I first noticed this bug in my home lab, where I do DHCP relay from an ERS 3650GTS-PWR+ switch (running software version 6.3.0.033) to two Windows 2012 R2 domain controllers, running on separate ESXi 6.7 hosts:
Here is the breakdown of testing to demonstrate the bug:
Both DCs online, only primary DC in DHCP Relay: DHCP working for clients. Both DCs online, both DCs in DHCP Relay: DHCP working for clients. Primary DC offline, both DCs in DHCP Relay: DHCP NOT working for clients. Primary DC Offline, only secondary DC in DHCP Relay: DHCP working for clients
As you can see, in the event of a DC/DHCP server going offline and the switch attempting to relay to another DHCP server defined in DHCP Relay, DHCP fails. So essentially there is no redundancy.
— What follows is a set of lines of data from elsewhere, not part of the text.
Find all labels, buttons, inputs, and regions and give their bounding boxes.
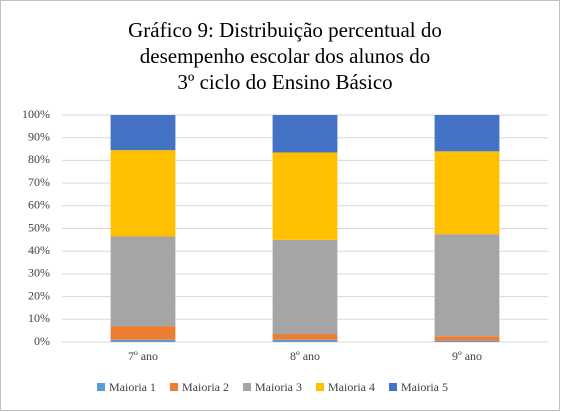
legend-swatch: [389, 383, 397, 391]
y-tick-label: 0%: [34, 334, 50, 348]
bar-segment: [272, 334, 338, 340]
y-tick-label: 70%: [28, 175, 50, 189]
y-tick-label: 80%: [28, 152, 50, 166]
bar-segment: [434, 234, 500, 337]
y-tick-label: 60%: [28, 198, 50, 212]
y-tick-label: 20%: [28, 288, 50, 302]
bar-segment: [110, 150, 176, 237]
legend-label: Maioria 4: [328, 380, 375, 394]
y-tick-label: 90%: [28, 129, 50, 143]
legend-label: Maioria 3: [255, 380, 302, 394]
legend-label: Maioria 5: [401, 380, 448, 394]
bar-segment: [110, 339, 176, 342]
legend-label: Maioria 1: [109, 380, 156, 394]
bar-segment: [110, 115, 176, 151]
legend-swatch: [243, 383, 251, 391]
bar-segment: [272, 115, 338, 153]
legend-swatch: [170, 383, 178, 391]
bar-segment: [272, 339, 338, 342]
chart-title: desempenho escolar dos alunos do: [140, 44, 430, 68]
x-tick-label: 7º ano: [128, 349, 158, 363]
bar-segment: [434, 336, 500, 341]
legend-swatch: [97, 383, 105, 391]
y-tick-label: 40%: [28, 243, 50, 257]
y-tick-label: 10%: [28, 311, 50, 325]
x-tick-label: 9º ano: [452, 349, 482, 363]
x-tick-label: 8º ano: [290, 349, 320, 363]
bar-segment: [272, 152, 338, 240]
bar-segment: [434, 115, 500, 152]
bar-segment: [434, 340, 500, 342]
legend-swatch: [316, 383, 324, 391]
bar-segment: [110, 326, 176, 340]
bar-segment: [434, 151, 500, 235]
bar-segment: [272, 239, 338, 335]
chart-title: Gráfico 9: Distribuição percentual do: [128, 18, 442, 42]
chart-title: 3º ciclo do Ensino Básico: [177, 70, 392, 94]
y-tick-label: 100%: [22, 107, 50, 121]
y-tick-label: 50%: [28, 220, 50, 234]
bar-segment: [110, 236, 176, 327]
legend-label: Maioria 2: [182, 380, 229, 394]
y-tick-label: 30%: [28, 266, 50, 280]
Taking a look at Wireshark, the issue seemed to be with the “Relay agent IP address” field in the DHCP discover packet received by the DHCP server.
Normally, this would of course have the address of the relaying switch, in this case 10.2.2.1, so that response packets from the DHCP server will be sent back to the relaying switch.
However in the case of the above testing, this field was corrupted, with the address reversed to 22.214.171.124, which presumably meant DHCP offers were being attempted but failing to reach the correct address:
The fix contained in release 6.3.2 resolves this issue.